Data were tested for normality as well as equal variance. Data that were normally distributed, and of equal variance, were expressed as the mean ± standard deviation (SD), and were compared using the unpaired t test. When normality failed, data were compared using the Mann-Whitney U test. Multiple comparisons were made using analysis of variance (ANOVA) and Kruskal-Wallis tests and because no differences were found no post hoc tests were used. Comparisons of maternal age across the groups were made using an ANOVA for multiple testing, and because no differences were found no post hoc tests were used. Correlations were evaluated using GraphPad Prism. A P value of < .05 was considered significant. The sample size, n = 57, had 80% power to detect a correlation of 0.325 between the parameters measured.
Results
There were 57 women recruited for the study of whom 26 were in the normal BMI category, 13 in the overweight BMI category, and 18 in the obese BMI category. All the women had a cesarean section performed electively, ie, before labor onset. The median gestation at delivery was 39 weeks, (range, 38−40). The mean BMI was 22.90 (n = 26) in the normal group, 27.56 (n = 13) in the overweight group, and 33.21 (n = 18) in the obese group ( P < .001). The mean age of all women recruited was 33.8 years (range, 18−45, n = 57). There were no significant difference observed between the ages of the women in the 3 different BMI groups, which were as follows: normal (mean, 32.8; range, 18−42; n = 26); overweight (mean, 35.6; range, 27−42, n = 13); and obese (mean, 33.8; range, 22−45; n = 18) groups.

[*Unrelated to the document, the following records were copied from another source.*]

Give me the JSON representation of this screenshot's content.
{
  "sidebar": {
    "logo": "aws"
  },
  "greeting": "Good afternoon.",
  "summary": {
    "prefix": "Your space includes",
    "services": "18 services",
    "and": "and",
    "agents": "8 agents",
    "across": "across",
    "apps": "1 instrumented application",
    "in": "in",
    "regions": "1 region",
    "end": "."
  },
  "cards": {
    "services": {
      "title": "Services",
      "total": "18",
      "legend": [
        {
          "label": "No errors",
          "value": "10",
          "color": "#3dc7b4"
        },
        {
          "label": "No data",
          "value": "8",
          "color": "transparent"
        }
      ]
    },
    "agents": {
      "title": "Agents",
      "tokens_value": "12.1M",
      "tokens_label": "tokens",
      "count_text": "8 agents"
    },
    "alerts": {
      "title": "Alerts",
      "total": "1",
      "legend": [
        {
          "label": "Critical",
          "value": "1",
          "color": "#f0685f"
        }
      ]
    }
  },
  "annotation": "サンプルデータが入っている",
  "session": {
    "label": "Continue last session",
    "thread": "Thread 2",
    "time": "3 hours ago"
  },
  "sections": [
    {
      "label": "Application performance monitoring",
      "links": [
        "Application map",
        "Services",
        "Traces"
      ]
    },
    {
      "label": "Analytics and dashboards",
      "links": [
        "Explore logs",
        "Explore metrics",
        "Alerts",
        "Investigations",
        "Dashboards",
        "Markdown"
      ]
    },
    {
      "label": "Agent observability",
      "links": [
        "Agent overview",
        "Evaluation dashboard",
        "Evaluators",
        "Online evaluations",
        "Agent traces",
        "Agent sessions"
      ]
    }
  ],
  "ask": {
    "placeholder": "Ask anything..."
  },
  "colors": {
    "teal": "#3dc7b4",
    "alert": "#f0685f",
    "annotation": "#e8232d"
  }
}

The reasons for cesarean section were as follows: previous cesarean section n = 33, breech presentation n = 15, unstable fetal lie n = 1, fetal hydrocephalus n = 1, placenta previa n = 1, maternal request n = 1, previous myomectomy n = 2, maternal lung malignancy n = 1, multiple pregnancy n = 1, maternal hypertension n = 1. The parity details (median, range, n) before the index delivery in the 3 BMI groups were as follows: normal (1, 0−2, n = 26); overweight (1, 0−2, n = 13); obese (2, 0−4, n = 18).

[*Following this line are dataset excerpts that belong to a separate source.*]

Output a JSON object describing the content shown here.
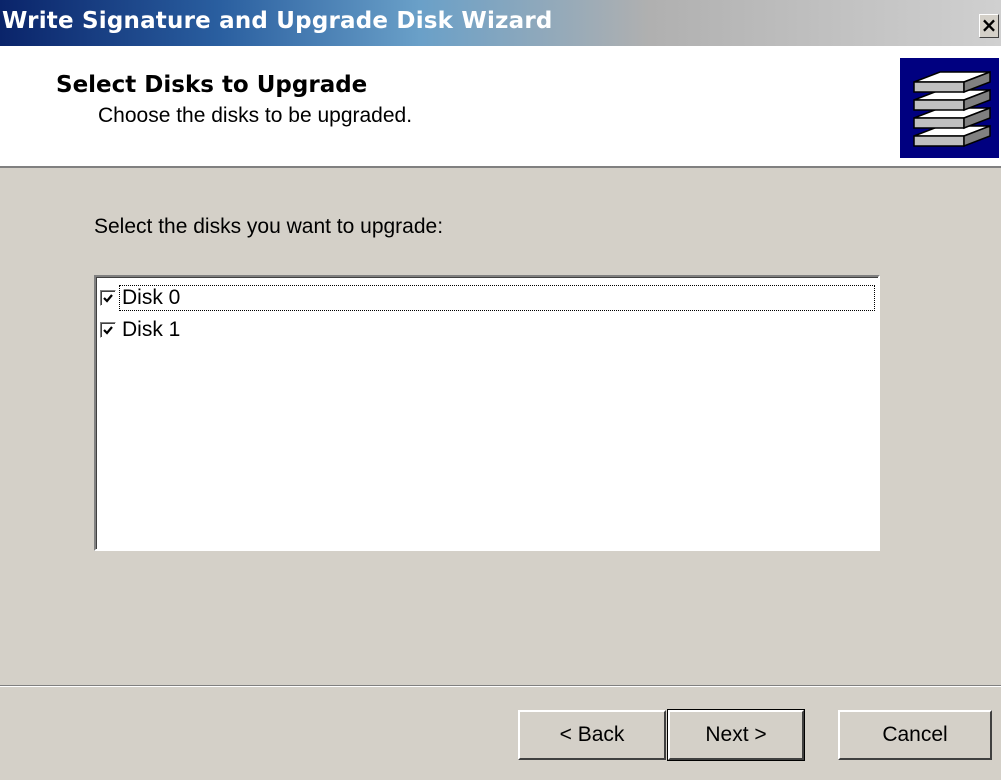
{
  "window": {
    "title": "Write Signature and Upgrade Disk Wizard",
    "close_glyph": "×",
    "close_icon": "close-icon"
  },
  "header": {
    "title": "Select Disks to Upgrade",
    "subtitle": "Choose the disks to be upgraded.",
    "icon": "disks-stack-icon"
  },
  "main": {
    "prompt": "Select the disks you want to upgrade:",
    "disks": [
      {
        "label": "Disk 0",
        "checked": true,
        "focused": true
      },
      {
        "label": "Disk 1",
        "checked": true,
        "focused": false
      }
    ]
  },
  "buttons": {
    "back_label": "< Back",
    "next_label": "Next >",
    "cancel_label": "Cancel"
  },
  "colors": {
    "titlebar_start": "#0a246a",
    "face": "#d4d0c8",
    "header_bg": "#ffffff",
    "icon_bg": "#000080"
  }
}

In relation to smooth muscle content, the mean SMC for all women was 65.2 ± 8.9% (n = 57). The mean SMC values observed in the 3 groups were as follows: women of normal BMI it was 65.6 ± 8.2% (n = 26); women of overweight BMI group, it was 63.8 ± 6.6% (n = 13); women of obese BMI group was 65.6 ± 11.4% (n = 18). These data are diagrammatically represented in Figure 3 , A. There was no significant difference observed in the SMC across the 3 groups ( P = .818). No significant correlation was observed between SMC relative volume and maternal BMI ( P = .65), maternal age ( P = .17), or parity ( P = .42). These data are demonstrated in Figure 4 , A, C, and E, respectively.